La Cour commence par constater que la fourniture de service de réservation hôtelière en ligne a eu un effet neutre, voire positif, pour la concurrence. En effet, il est de jurisprudence constante que, pour mobiliser la théorie des restrictions accessoires, l’opération projetée doit poursuivre un objectif légitime (CJCE, 18 juill. 2006, aff. C-519/04 P, Meca-Medina et Majcen).
Ce constat n’est néanmoins pas suffisant pour emporter l’inapplication de la prohibition des ententes.
La Cour considère en effet que les clauses de parité tarifaire ne sauraient être considérées comme des restrictions de concurrence indispensables à la réalisation des effets procurés par le service en ligne d’intermédiation proposé par Booking. Elle appuie sa décision par le constat que, dans les pays où les clauses paritaires ont été interdites, l’activité de Booking n’avait pas été entravée.
La Cour estime également que ces clauses ne sont pas non plus proportionnées à l’objectif poursuivi par le service fourni par Booking. Elle retient cette solution aussi bien à l’égard des clauses de parité tarifaire étendues que restreintes, quand bien même celles-ci sont considérées comme des clauses restrictives de concurrence moindres par les juges de Luxembourg.

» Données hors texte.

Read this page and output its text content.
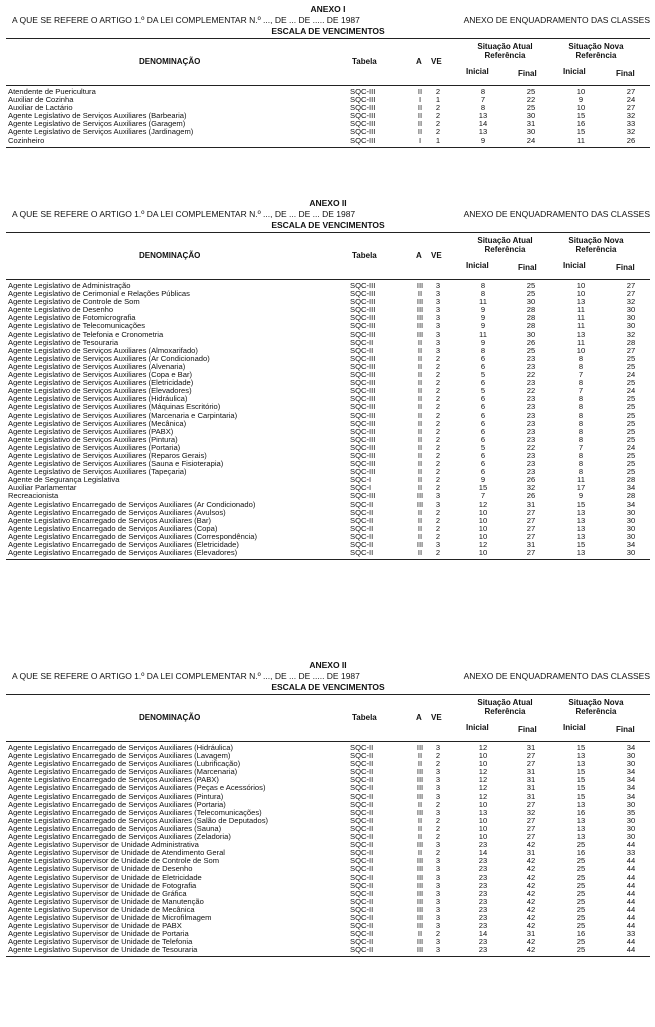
ANEXO I
A QUE SE REFERE O ARTIGO 1.º DA LEI COMPLEMENTAR N.º ..., DE ... DE ..... DE 1987	ANEXO DE ENQUADRAMENTO DAS CLASSES
ESCALA DE VENCIMENTOS
DENOMINAÇÃO	Tabela	A VE
Inicial	Final	Inicial	Final
Situação Atual
Referência
Situação Nova
Referência
Atendente de Puericultura	SQC-III	II 2	8	25	10	27
Auxiliar de Cozinha	SQC-III	I	1	7	22	9	24
Auxiliar de Lactário	SQC-III	II 2	8	25	10	27
Agente Legislativo de Serviços Auxiliares (Barbearia)	SQC-III	II 2	13	30	15	32
Agente Legislativo de Serviços Auxiliares (Garagem)	SQC-III	II 2	14	31	16	33
Agente Legislativo de Serviços Auxiliares (Jardinagem)	SQC-III	II 2	13	30	15	32
Cozinheiro	SQC-III	I	1	9	24	11	26
ANEXO II
A QUE SE REFERE O ARTIGO 1.º DA LEI COMPLEMENTAR N.º ..., DE ... DE ... DE 1987	ANEXO DE ENQUADRAMENTO DAS CLASSES
ESCALA DE VENCIMENTOS
DENOMINAÇÃO	Tabela	A VE
Inicial	Final	Inicial	Final
Situação Atual
Referência
Situação Nova
Referência
Agente Legislativo de Administração	SQC-III	III 3	8	25	10	27
Agente Legislativo de Cerimonial e Relações Públicas	SQC-III	II 3	8	25	10	27
Agente Legislativo de Controle de Som	SQC-III	III 3	11	30	13	32
Agente Legislativo de Desenho	SQC-III	III 3	9	28	11	30
Agente Legislativo de Fotomicrografia	SQC-III	III 3	9	28	11	30
Agente Legislativo de Telecomunicações	SQC-III	III 3	9	28	11	30
Agente Legislativo de Telefonia e Cronometria	SQC-III	III 3	11	30	13	32
Agente Legislativo de Tesouraria	SQC-II	II 3	9	26	11	28
Agente Legislativo de Serviços Auxiliares (Almoxarifado)	SQC-II	II 3	8	25	10	27
Agente Legislativo de Serviços Auxiliares (Ar Condicionado)	SQC-III	II 2	6	23	8	25
Agente Legislativo de Serviços Auxiliares (Alvenaria)	SQC-III	II 2	6	23	8	25
Agente Legislativo de Serviços Auxiliares (Copa e Bar)	SQC-III	II 2	5	22	7	24
Agente Legislativo de Serviços Auxiliares (Eletricidade)	SQC-III	II 2	6	23	8	25
Agente Legislativo de Serviços Auxiliares (Elevadores)	SQC-III	II 2	5	22	7	24
Agente Legislativo de Serviços Auxiliares (Hidráulica)	SQC-III	II 2	6	23	8	25
Agente Legislativo de Serviços Auxiliares (Máquinas Escritório)	SQC-III	II 2	6	23	8	25
Agente Legislativo de Serviços Auxiliares (Marcenaria e Carpintaria)	SQC-III	II 2	6	23	8	25
Agente Legislativo de Serviços Auxiliares (Mecânica)	SQC-III	II 2	6	23	8	25
Agente Legislativo de Serviços Auxiliares (PABX)	SQC-III	II 2	6	23	8	25
Agente Legislativo de Serviços Auxiliares (Pintura)	SQC-III	II 2	6	23	8	25
Agente Legislativo de Serviços Auxiliares (Portaria)	SQC-III	II 2	5	22	7	24
Agente Legislativo de Serviços Auxiliares (Reparos Gerais)	SQC-III	II 2	6	23	8	25
Agente Legislativo de Serviços Auxiliares (Sauna e Fisioterapia)	SQC-III	II 2	6	23	8	25
Agente Legislativo de Serviços Auxiliares (Tapeçaria)	SQC-III	II 2	6	23	8	25
Agente de Segurança Legislativa	SQC-I	II 2	9	26	11	28
Auxiliar Parlamentar	SQC-I	II 2	15	32	17	34
Recreacionista	SQC-III	III 3	7	26	9	28
Agente Legislativo Encarregado de Serviços Auxiliares (Ar Condicionado)	SQC-II	III 3	12	31	15	34
Agente Legislativo Encarregado de Serviços Auxiliares (Avulsos)	SQC-II	II 2	10	27	13	30
Agente Legislativo Encarregado de Serviços Auxiliares (Bar)	SQC-II	II 2	10	27	13	30
Agente Legislativo Encarregado de Serviços Auxiliares (Copa)	SQC-II	II 2	10	27	13	30
Agente Legislativo Encarregado de Serviços Auxiliares (Correspondência)	SQC-II	II 2	10	27	13	30
Agente Legislativo Encarregado de Serviços Auxiliares (Eletricidade)	SQC-II	III 3	12	31	15	34
Agente Legislativo Encarregado de Serviços Auxiliares (Elevadores)	SQC-II	II 2	10	27	13	30
ANEXO II
A QUE SE REFERE O ARTIGO 1.º DA LEI COMPLEMENTAR N.º ..., DE ... DE ..... DE 1987	ANEXO DE ENQUADRAMENTO DAS CLASSES
ESCALA DE VENCIMENTOS
DENOMINAÇÃO	Tabela	A VE
Inicial	Final	Inicial	Final
Situação Atual
Referência
Situação Nova
Referência
Agente Legislativo Encarregado de Serviços Auxiliares (Hidráulica)	SQC-II	III 3	12	31	15	34
Agente Legislativo Encarregado de Serviços Auxiliares (Lavagem)	SQC-II	II 2	10	27	13	30
Agente Legislativo Encarregado de Serviços Auxiliares (Lubrificação)	SQC-II	II 2	10	27	13	30
Agente Legislativo Encarregado de Serviços Auxiliares (Marcenaria)	SQC-II	III 3	12	31	15	34
Agente Legislativo Encarregado de Serviços Auxiliares (PABX)	SQC-II	III 3	12	31	15	34
Agente Legislativo Encarregado de Serviços Auxiliares (Peças e Acessórios)	SQC-II	III 3	12	31	15	34
Agente Legislativo Encarregado de Serviços Auxiliares (Pintura)	SQC-II	III 3	12	31	15	34
Agente Legislativo Encarregado de Serviços Auxiliares (Portaria)	SQC-II	II 2	10	27	13	30
Agente Legislativo Encarregado de Serviços Auxiliares (Telecomunicações)	SQC-II	III 3	13	32	16	35
Agente Legislativo Encarregado de Serviços Auxiliares (Salão de Deputados)	SQC-II	II 2	10	27	13	30
Agente Legislativo Encarregado de Serviços Auxiliares (Sauna)	SQC-II	II 2	10	27	13	30
Agente Legislativo Encarregado de Serviços Auxiliares (Zeladoria)	SQC-II	II 2	10	27	13	30
Agente Legislativo Supervisor de Unidade Administrativa	SQC-II	III 3	23	42	25	44
Agente Legislativo Supervisor de Unidade de Atendimento Geral	SQC-II	II 2	14	31	16	33
Agente Legislativo Supervisor de Unidade de Controle de Som	SQC-II	III 3	23	42	25	44
Agente Legislativo Supervisor de Unidade de Desenho	SQC-II	III 3	23	42	25	44
Agente Legislativo Supervisor de Unidade de Eletricidade	SQC-II	III 3	23	42	25	44
Agente Legislativo Supervisor de Unidade de Fotografia	SQC-II	III 3	23	42	25	44
Agente Legislativo Supervisor de Unidade de Gráfica	SQC-II	III 3	23	42	25	44
Agente Legislativo Supervisor de Unidade de Manutenção	SQC-II	III 3	23	42	25	44
Agente Legislativo Supervisor de Unidade de Mecânica	SQC-II	III 3	23	42	25	44
Agente Legislativo Supervisor de Unidade de Microfilmagem	SQC-II	III 3	23	42	25	44
Agente Legislativo Supervisor de Unidade de PABX	SQC-II	III 3	23	42	25	44
Agente Legislativo Supervisor de Unidade de Portaria	SQC-II	II 2	14	31	16	33
Agente Legislativo Supervisor de Unidade de Telefonia	SQC-II	III 3	23	42	25	44
Agente Legislativo Supervisor de Unidade de Tesouraria	SQC-II	III 3	23	42	25	44
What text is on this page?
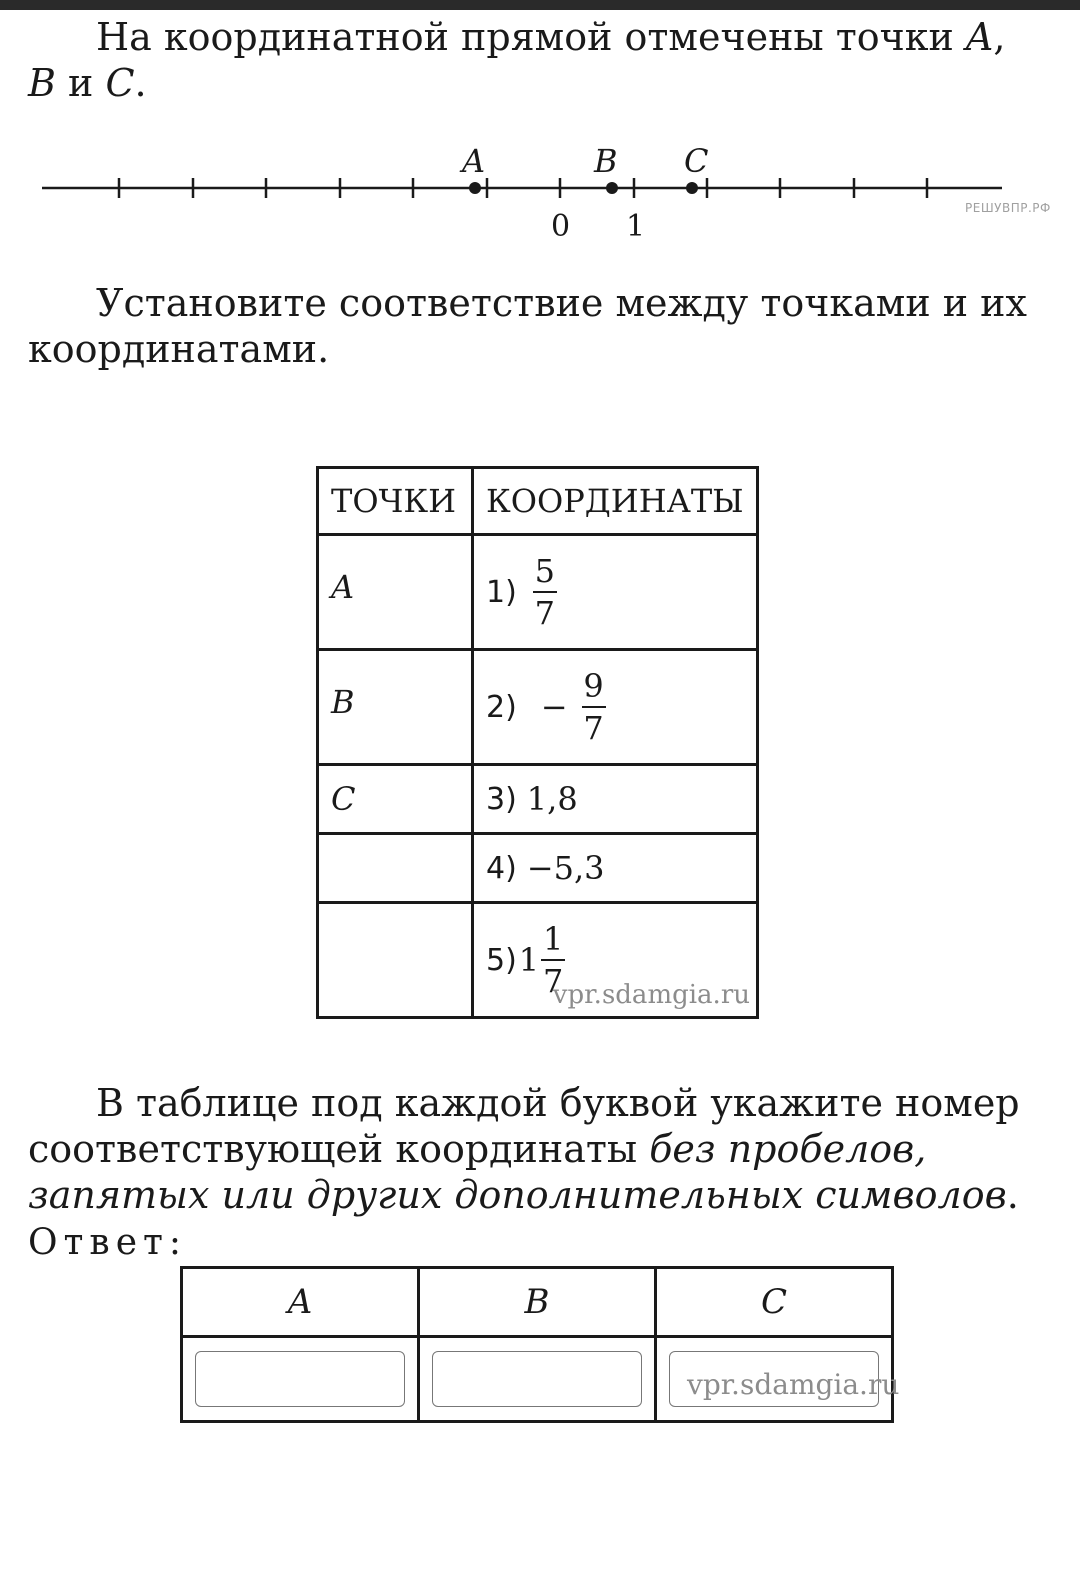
На координатной прямой отмечены точки A,
B и C.

A	B C
0 1
РЕШУВПР.РФ

Установите соответствие между точками и их координатами.

ТОЧКИ	КООРДИНАТЫ
A	$1) \frac{5}{7}$

B	$2) - \frac{9}{7}$

C	3) 1,8

	4) −5,3

	5) $1 \frac{1}{7}$
vpr.sdamgia.ru

В таблице под каждой буквой укажите номер соответствующей координаты без пробелов, запятых или других дополнительных символов.

Ответ:
A	B	C

vpr.sdamgia.ru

Elle renvoie néanmoins cette question à la juridiction de renvoi, qui devra déterminer le marché pertinent à retenir dans cette affaire.
A noter enfin que, sur le fondement des pratiques restrictives de concurrence cette fois-ci, les clauses de parité tarifaires ont été qualifiées de déséquilibre significatif dans l’affaire Expedia (Com. 8 juill. 2020, n°17-31.536).